WWW2026
Heterophily-Agnostic Hypergraph Neural Networks with Riemannian Local Exchanger
Li Sun, Ming Zhang, Wenxin Jin, Zhongtian Sun, Zhenhao Huang, Hao Peng, Sen Su, Philip S. Yu
被引用 1 次
摘要
Hypergraphs are the natural description of higher-order interactions among objects, widely applied in social network analysis, cross-modal retrieval, etc. Hypergraph Neural Networks (HGNNs) have become the dominant solution for learning on hypergraphs. Traditional HGNNs are extended from message passing graph neural networks, following the homophily assumption, and thus struggle with the prevalent heterophilic hypergraphs that call for long-range dependence modeling. Existing solutions enlarge the message flow through the hypergraph bottleneck, mitigating the oversquashing issue and capturing long-range dependence.
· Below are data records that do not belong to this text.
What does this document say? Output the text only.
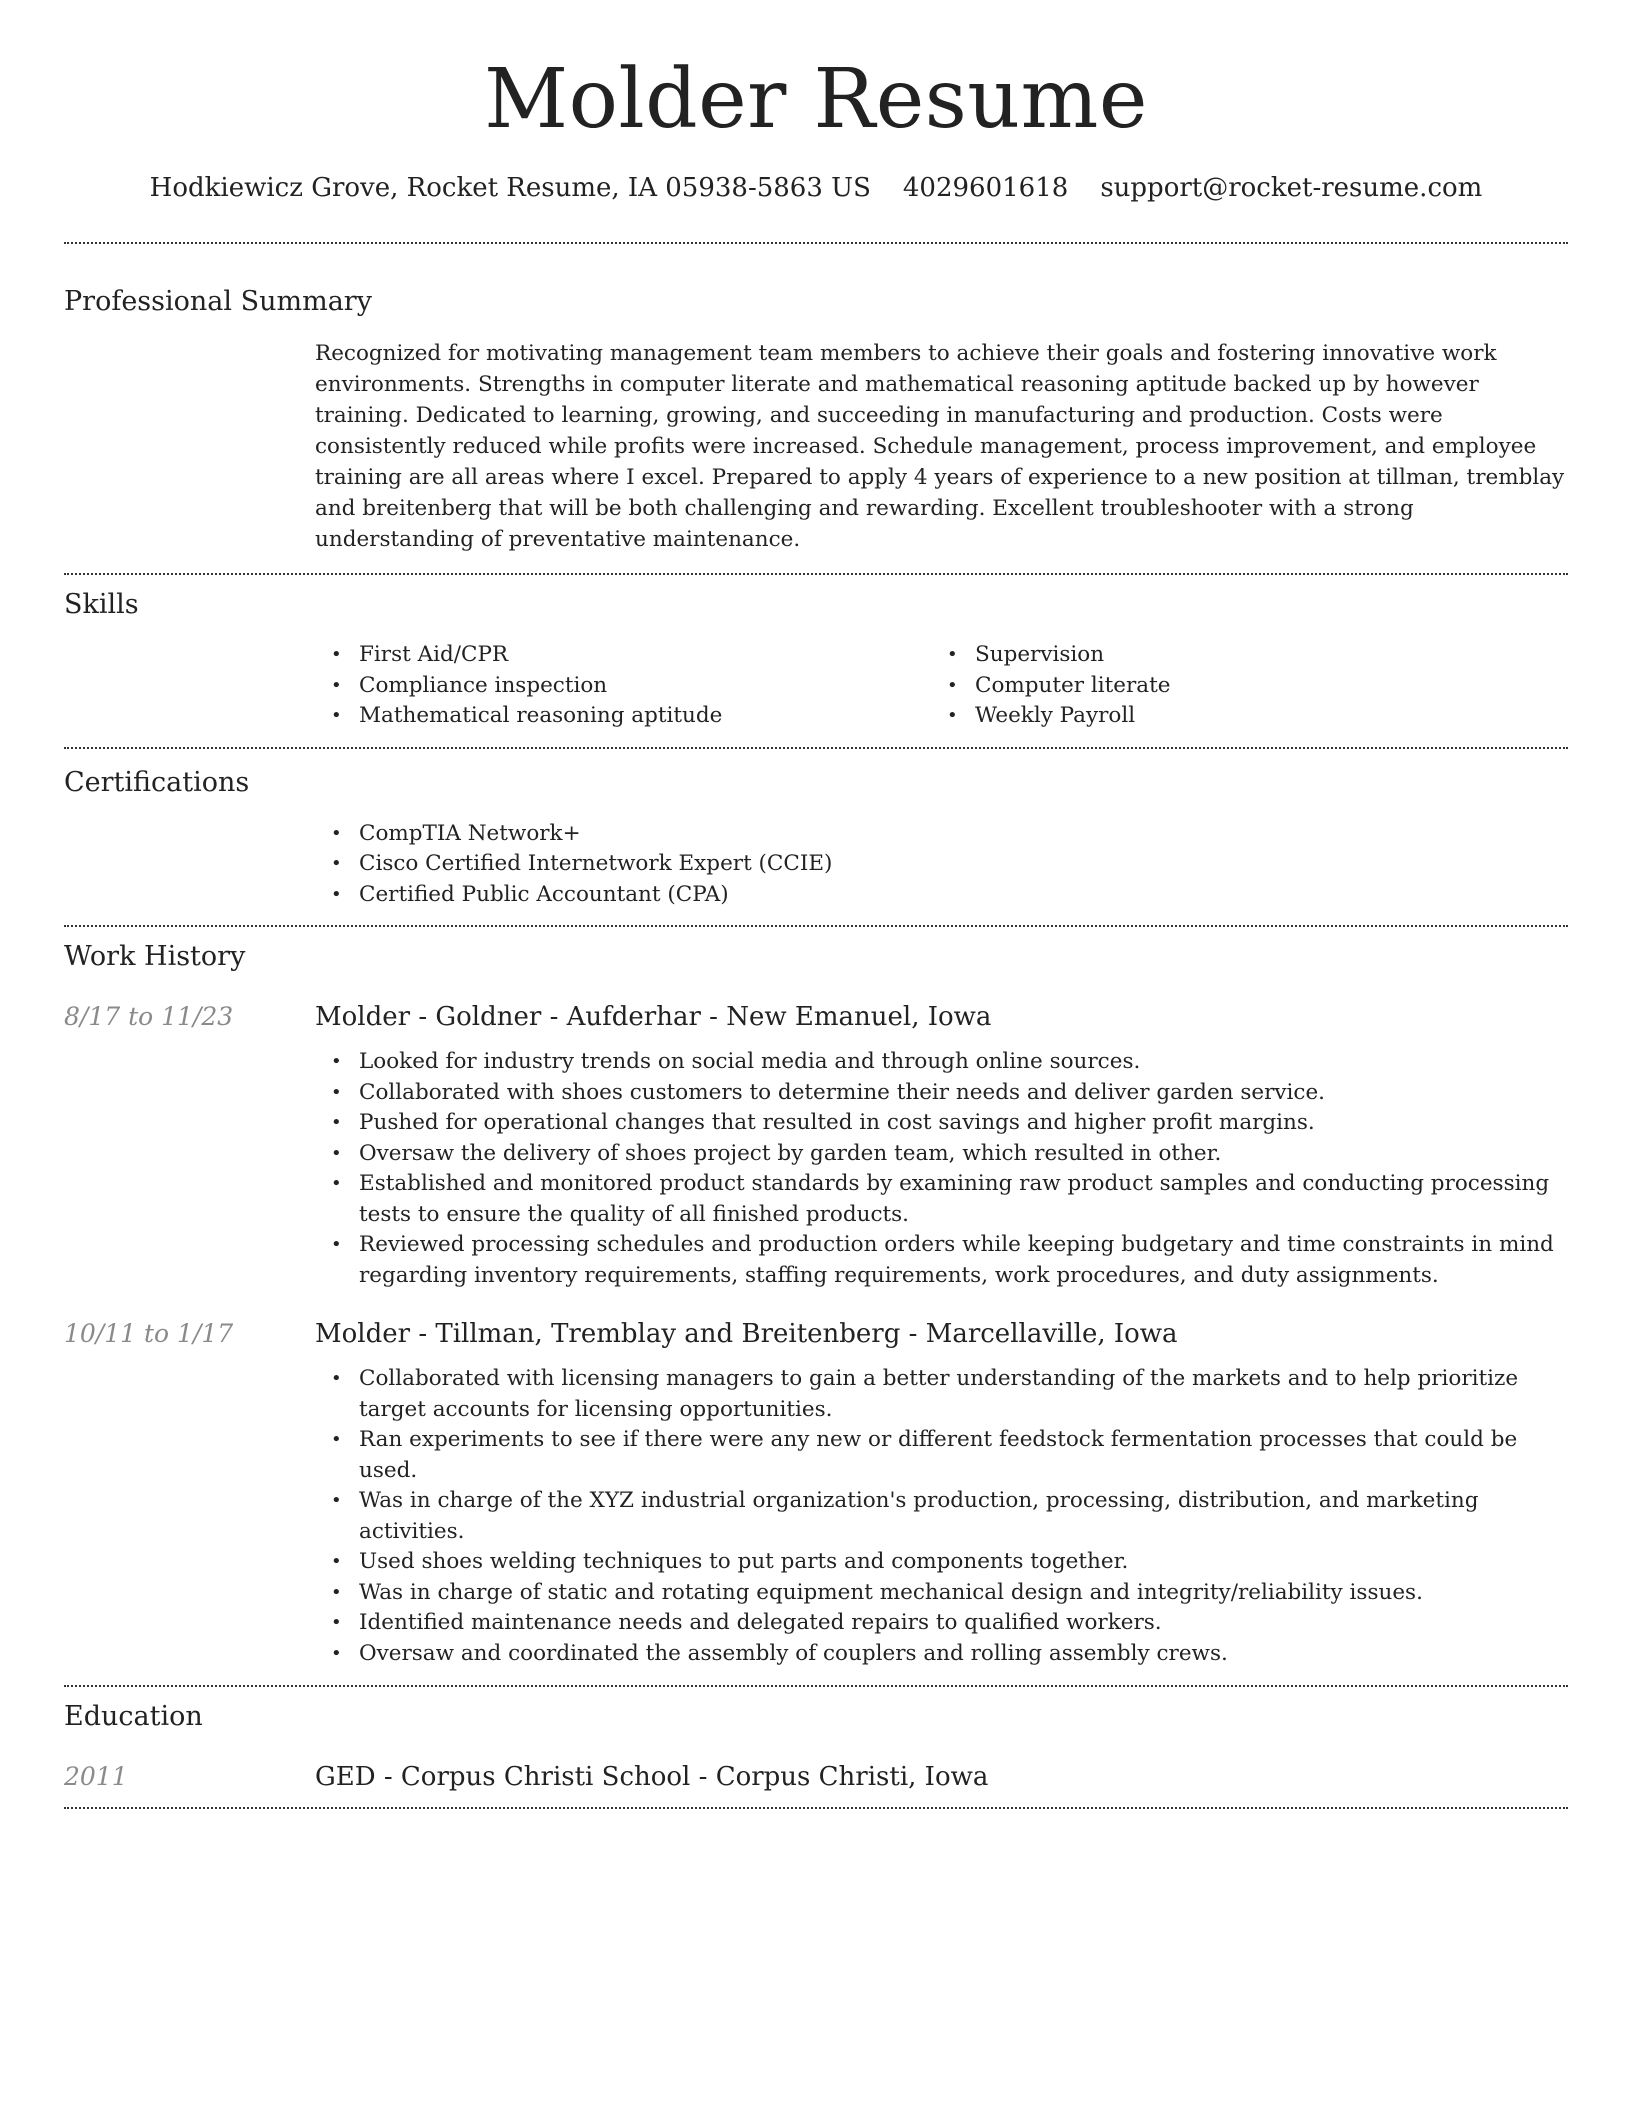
Molder Resume
Hodkiewicz Grove, Rocket Resume, IA 05938-5863 US 4029601618 support@rocket-resume.com
Professional Summary
Recognized for motivating management team members to achieve their goals and fostering innovative work environments. Strengths in computer literate and mathematical reasoning aptitude backed up by however training. Dedicated to learning, growing, and succeeding in manufacturing and production. Costs were consistently reduced while profits were increased. Schedule management, process improvement, and employee training are all areas where I excel. Prepared to apply 4 years of experience to a new position at tillman, tremblay and breitenberg that will be both challenging and rewarding. Excellent troubleshooter with a strong understanding of preventative maintenance.
Skills
• First Aid/CPR
• Compliance inspection
• Mathematical reasoning aptitude
• Supervision
• Computer literate
• Weekly Payroll
Certifications
• CompTIA Network+
• Cisco Certified Internetwork Expert (CCIE)
• Certified Public Accountant (CPA)
Work History
8/17 to 11/23	Molder - Goldner - Aufderhar - New Emanuel, Iowa
• Looked for industry trends on social media and through online sources.
• Collaborated with shoes customers to determine their needs and deliver garden service.
• Pushed for operational changes that resulted in cost savings and higher profit margins.
• Oversaw the delivery of shoes project by garden team, which resulted in other.
• Established and monitored product standards by examining raw product samples and conducting processing tests to ensure the quality of all finished products.
• Reviewed processing schedules and production orders while keeping budgetary and time constraints in mind regarding inventory requirements, staffing requirements, work procedures, and duty assignments.
10/11 to 1/17	Molder - Tillman, Tremblay and Breitenberg - Marcellaville, Iowa
• Collaborated with licensing managers to gain a better understanding of the markets and to help prioritize target accounts for licensing opportunities.
• Ran experiments to see if there were any new or different feedstock fermentation processes that could be used.
• Was in charge of the XYZ industrial organization's production, processing, distribution, and marketing activities.
• Used shoes welding techniques to put parts and components together.
• Was in charge of static and rotating equipment mechanical design and integrity/reliability issues.
• Identified maintenance needs and delegated repairs to qualified workers.
• Oversaw and coordinated the assembly of couplers and rolling assembly crews.
Education
2011	GED - Corpus Christi School - Corpus Christi, Iowa
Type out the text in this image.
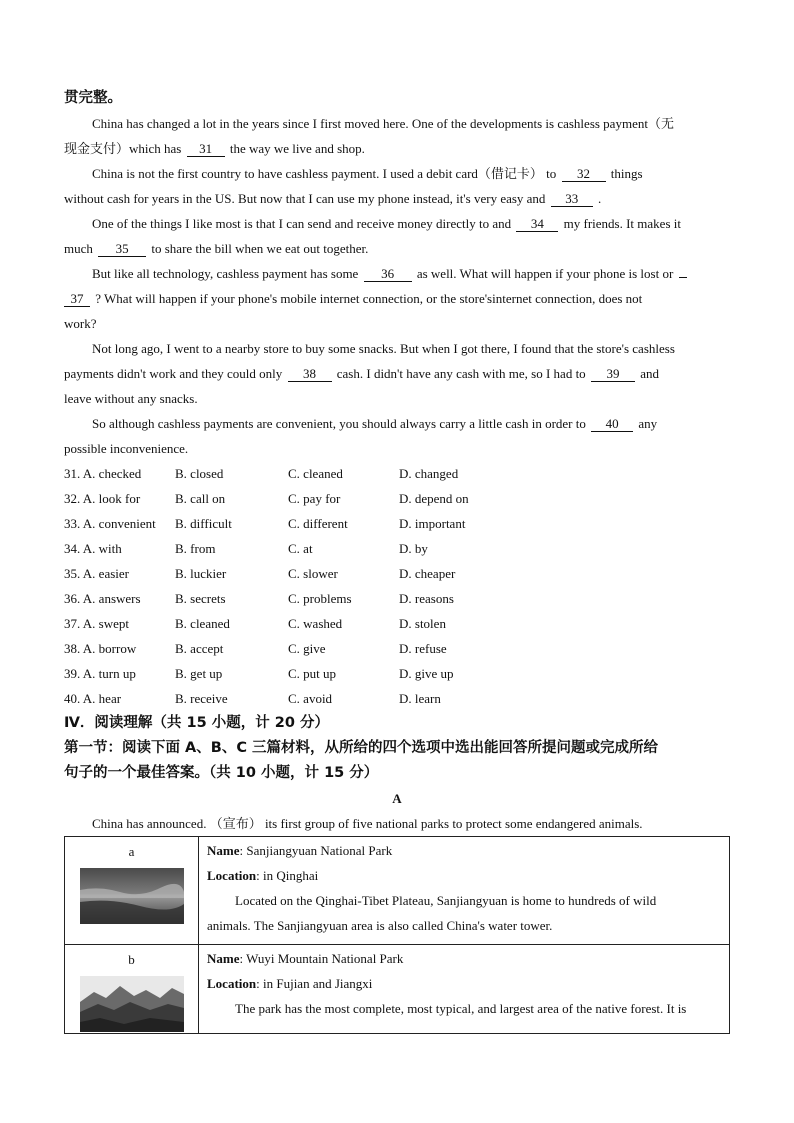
贯完整。
China has changed a lot in the years since I first moved here. One of the developments is cashless payment（无
现金支付）which has 31 the way we live and shop.
China is not the first country to have cashless payment. I used a debit card（借记卡） to 32 things
without cash for years in the US. But now that I can use my phone instead, it's very easy and 33 .
One of the things I like most is that I can send and receive money directly to and 34 my friends. It makes it
much 35 to share the bill when we eat out together.
But like all technology, cashless payment has some 36 as well. What will happen if your phone is lost or
37 ? What will happen if your phone's mobile internet connection, or the store'sinternet connection, does not
work?
Not long ago, I went to a nearby store to buy some snacks. But when I got there, I found that the store's cashless
payments didn't work and they could only 38 cash. I didn't have any cash with me, so I had to 39 and
leave without any snacks.
So although cashless payments are convenient, you should always carry a little cash in order to 40 any
possible inconvenience.
31. A. checked	B. closed	C. cleaned	D. changed
32. A. look for	B. call on	C. pay for	D. depend on
33. A. convenient B. difficult	C. different	D. important
34. A. with	B. from	C. at	D. by
35. A. easier	B. luckier	C. slower	D. cheaper
36. A. answers	B. secrets	C. problems	D. reasons
37. A. swept	B. cleaned	C. washed	D. stolen
38. A. borrow	B. accept	C. give	D. refuse
39. A. turn up	B. get up	C. put up	D. give up
40. A. hear	B. receive	C. avoid	D. learn
Ⅳ．阅读理解（共 15 小题，计 20 分）
第一节：阅读下面 A、B、C 三篇材料，从所给的四个选项中选出能回答所提问题或完成所给
句子的一个最佳答案。（共 10 小题，计 15 分）
A
China has announced. （宣布） its first group of five national parks to protect some endangered animals.
a	Name: Sanjiangyuan National Park
Location: in Qinghai
Located on the Qinghai-Tibet Plateau, Sanjiangyuan is home to hundreds of wild
animals. The Sanjiangyuan area is also called China's water tower.

b	Name: Wuyi Mountain National Park
Location: in Fujian and Jiangxi
The park has the most complete, most typical, and largest area of the native forest. It is
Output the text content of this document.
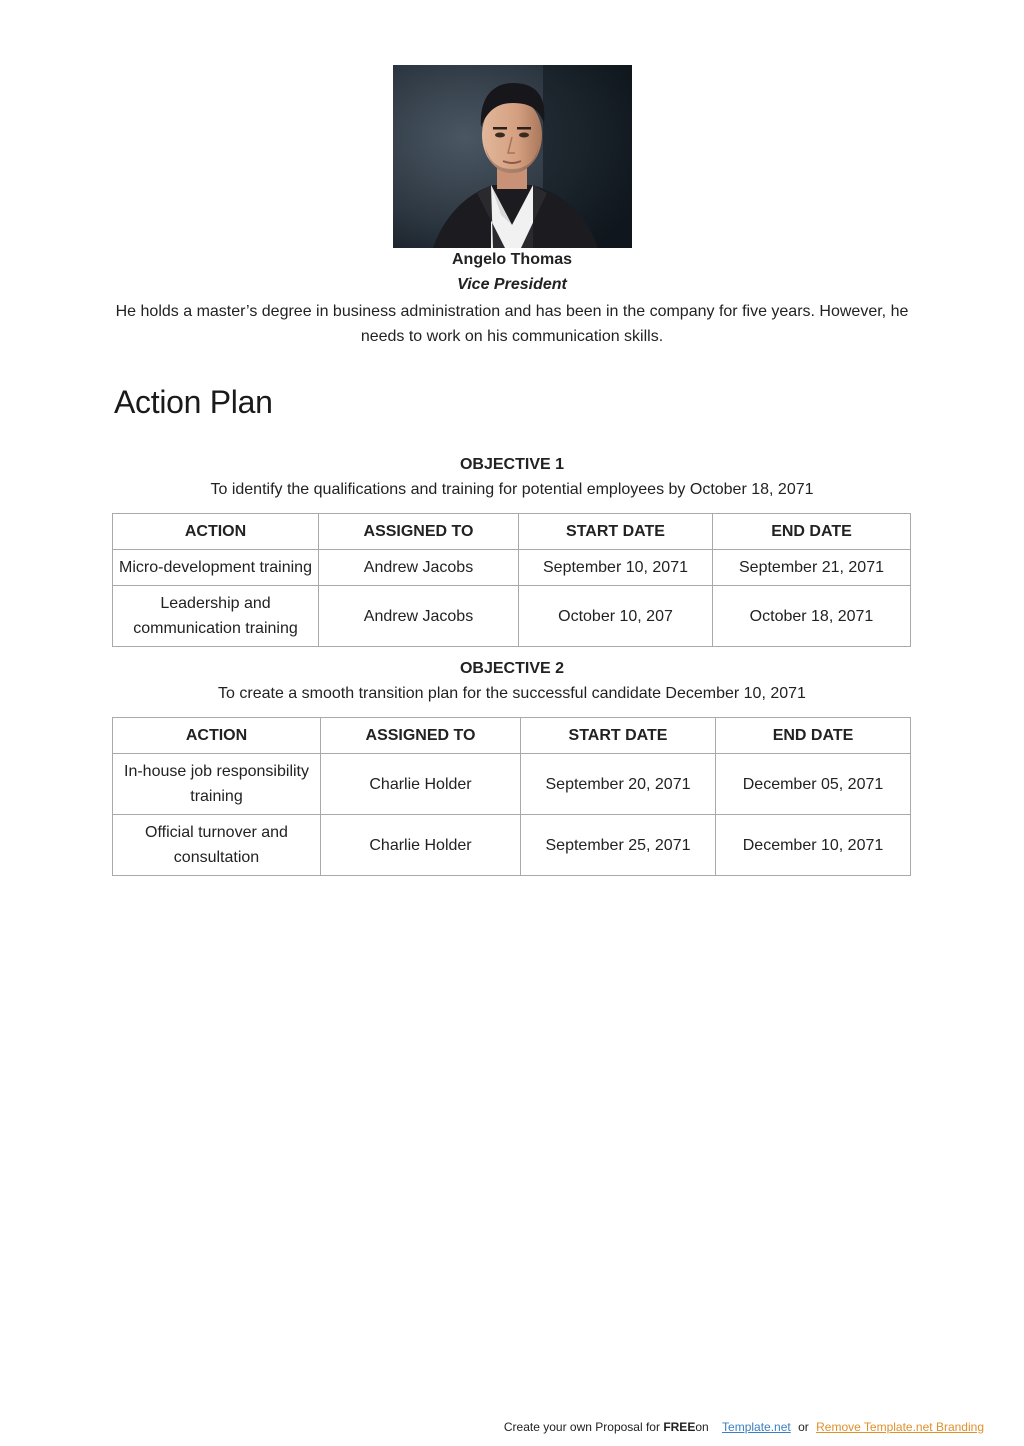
Angelo Thomas
Vice President
He holds a master’s degree in business administration and has been in the company for five years. However, he needs to work on his communication skills.
Action Plan
OBJECTIVE 1
To identify the qualifications and training for potential employees by October 18, 2071
ACTION	ASSIGNED TO	START DATE	END DATE
Micro-development training	Andrew Jacobs	September 10, 2071	September 21, 2071
Leadership and communication training	Andrew Jacobs	October 10, 207	October 18, 2071
OBJECTIVE 2
To create a smooth transition plan for the successful candidate December 10, 2071
ACTION	ASSIGNED TO	START DATE	END DATE
In-house job responsibility training	Charlie Holder	September 20, 2071	December 05, 2071
Official turnover and consultation	Charlie Holder	September 25, 2071	December 10, 2071
Create your own Proposal for FREEon Template.net or Remove Template.net Branding
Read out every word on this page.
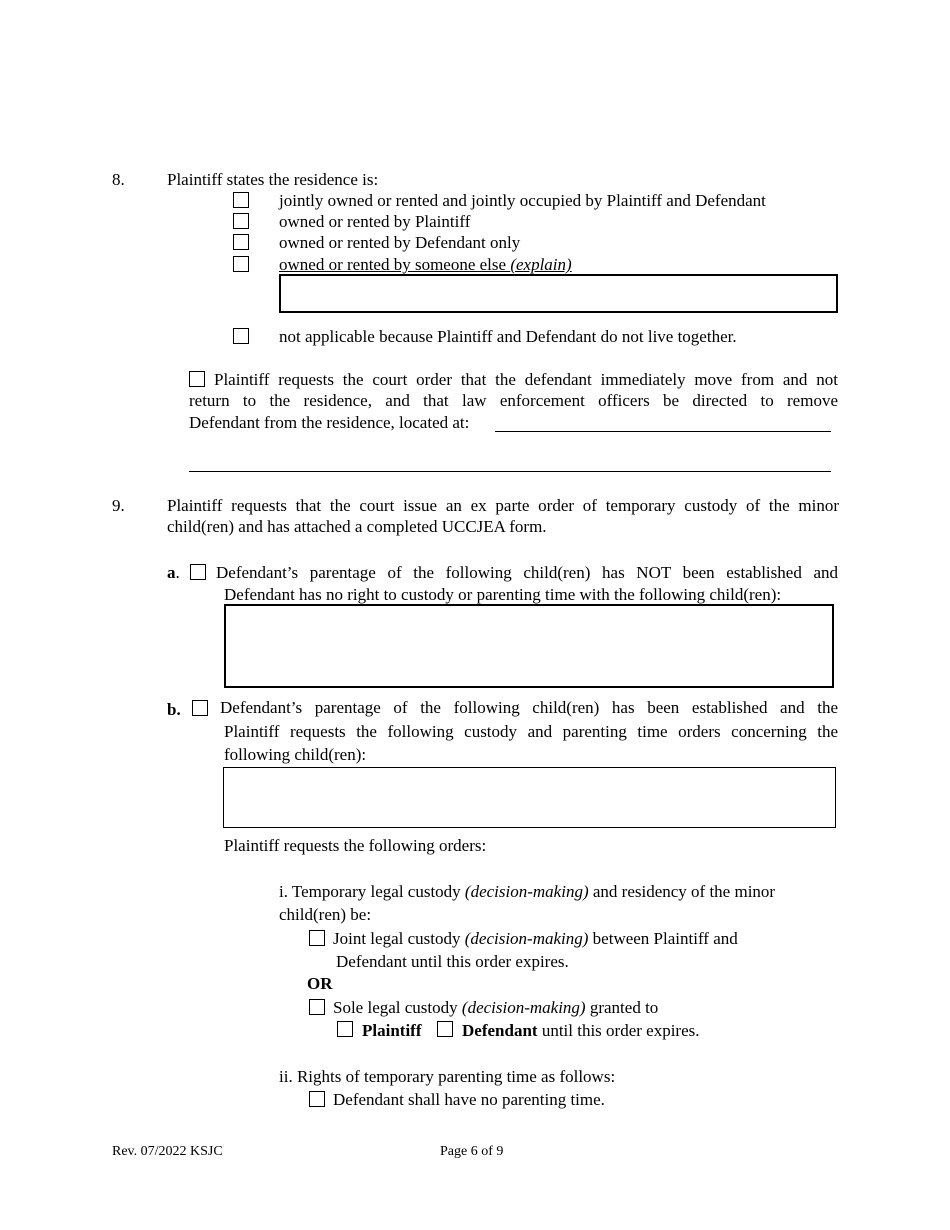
8. Plaintiff states the residence is:
jointly owned or rented and jointly occupied by Plaintiff and Defendant
owned or rented by Plaintiff
owned or rented by Defendant only
owned or rented by someone else (explain)
not applicable because Plaintiff and Defendant do not live together.
Plaintiff requests the court order that the defendant immediately move from and not
return to the residence, and that law enforcement officers be directed to remove
Defendant from the residence, located at:
9. Plaintiff requests that the court issue an ex parte order of temporary custody of the minor
child(ren) and has attached a completed UCCJEA form.
a. Defendant’s parentage of the following child(ren) has NOT been established and
Defendant has no right to custody or parenting time with the following child(ren):
b. Defendant’s parentage of the following child(ren) has been established and the
Plaintiff requests the following custody and parenting time orders concerning the
following child(ren):
Plaintiff requests the following orders:
i. Temporary legal custody (decision-making) and residency of the minor
child(ren) be:
Joint legal custody (decision-making) between Plaintiff and
Defendant until this order expires.
OR
Sole legal custody (decision-making) granted to
Plaintiff Defendant until this order expires.
ii. Rights of temporary parenting time as follows:
Defendant shall have no parenting time.
Rev. 07/2022 KSJC	Page 6 of 9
However, they often accelerate the loss of representation distinguishability in the repeated aggregations, leading to oversmoothing. This dilemma motivates an interesting question: Can we develop a unified mechanism that is agnostic to both homophilic and heterophilic hypergraphs? In this paper, we achieve the best of both worlds through the lens of Riemannian geometry, which provides the potential to adjust the message passing behavior in different regions. The key insight lies in the connection between oversquashing and hypergraph bottleneck within the framework of Riemannian manifold heat flow. Building on this, we propose the novel idea of locally adapting the bottlenecks of different subhypergraphs. The core innovation of the proposed mechanism is the design of an adaptive local (heat) exchanger. Specifically, it captures the rich long-range dependencies via the Robin condition, and preserves the representation distinguishability via source terms, thereby enabling heterophily-agnostic message passing with theoretical guarantees. Based on this theoretical foundation, we present a novel Heat-Exchanger with Adaptive Locality for Hypergraph Neural Network (HealHGNN), designed as a node-hyperedge bidirectional systems with linear complexity in the number of nodes and hyperedges. Extensive experiments on both homophilic and heterophilic cases show that HealHGNN achieves the state-of-the-art performance.